Se sappiamo leggerli, possiamo trasformarli in occasioni.
Il commerciale può usare quei dati per finalizzare vendite. Il marketing può usarli per creare contenuti utili. L’azienda può usarli per ottimizzare i processi. Ma serve ascolto. Serve visione.
Infatti, fare e-commerce non è per tutti
Può sembrare una provocazione, soprattutto da chi gli e-commerce li crea e li ottimizza ma è così. Se non si è pronti a cambiare, meglio non iniziare. Se non si ha una cultura del dato, dell’ascolto, dell’ottimizzazione, meglio non aprire un e-commerce, non perché non funzioni ma perché amplificherà i problemi esistenti.
Fare e-commerce vuol dire avere margini chiari, conoscere i propri prodotti, capire le dinamiche logistiche, avere consapevolezza del proprio pricing…se queste basi non ci sono, l’e-commerce sarà solo un acceleratore di caos.
L’e-commerce respira: trattiamolo come una parte viva dell’azienda
Un e-commerce lasciato lì, trascurato, è come un parente scomodo al pranzo di Natale, c’è, ma si spera che parli il meno possibile invece, un e-commerce ben integrato è un organismo vivo: respira, produce dati, apre conversazioni, crea opportunità. Ma, come una persona, solo se lo ascoltiamo, se lo nutriamo, se ci assumiamo le responsabilità che ne derivano.
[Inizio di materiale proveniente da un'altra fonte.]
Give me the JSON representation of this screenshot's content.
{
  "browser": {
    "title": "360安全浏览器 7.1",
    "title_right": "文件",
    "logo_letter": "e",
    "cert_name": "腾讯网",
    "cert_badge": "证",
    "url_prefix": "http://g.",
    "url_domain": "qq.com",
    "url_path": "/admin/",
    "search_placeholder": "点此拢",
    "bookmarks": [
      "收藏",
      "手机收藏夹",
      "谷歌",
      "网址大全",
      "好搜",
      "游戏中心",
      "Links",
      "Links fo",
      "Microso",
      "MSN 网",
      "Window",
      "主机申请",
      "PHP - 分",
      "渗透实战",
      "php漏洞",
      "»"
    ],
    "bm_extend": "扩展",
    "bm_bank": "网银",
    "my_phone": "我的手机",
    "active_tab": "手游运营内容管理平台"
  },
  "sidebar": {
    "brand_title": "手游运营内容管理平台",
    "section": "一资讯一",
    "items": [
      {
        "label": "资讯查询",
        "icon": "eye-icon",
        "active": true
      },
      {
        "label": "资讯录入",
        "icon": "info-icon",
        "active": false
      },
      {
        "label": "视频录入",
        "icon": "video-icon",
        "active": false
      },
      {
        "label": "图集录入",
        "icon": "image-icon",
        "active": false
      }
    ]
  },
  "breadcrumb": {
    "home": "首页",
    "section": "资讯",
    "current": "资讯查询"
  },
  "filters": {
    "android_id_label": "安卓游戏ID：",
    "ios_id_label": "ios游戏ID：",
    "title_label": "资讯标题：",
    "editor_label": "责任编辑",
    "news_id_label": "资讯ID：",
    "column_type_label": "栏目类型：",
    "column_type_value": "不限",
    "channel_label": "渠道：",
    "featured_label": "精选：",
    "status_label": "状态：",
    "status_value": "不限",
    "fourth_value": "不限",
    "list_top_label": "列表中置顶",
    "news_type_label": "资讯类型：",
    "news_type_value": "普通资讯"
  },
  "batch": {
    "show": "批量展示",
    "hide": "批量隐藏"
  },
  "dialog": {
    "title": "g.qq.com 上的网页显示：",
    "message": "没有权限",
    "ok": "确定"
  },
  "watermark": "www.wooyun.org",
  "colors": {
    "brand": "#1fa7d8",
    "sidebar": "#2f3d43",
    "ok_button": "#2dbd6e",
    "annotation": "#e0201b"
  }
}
È questo il vero punto: l’e-commerce non è uno strumento: è una mentalità.
Una forma di cultura aziendale e come ogni cultura, richiede tempo, dedizione, ascolto.
In fondo, la domanda non è “faccio o non faccio l’e-commerce?”. Ma piuttosto: sono pronto ad ascoltare, imparare, cambiare? Se la risposta è sì, allora puoi cominciare.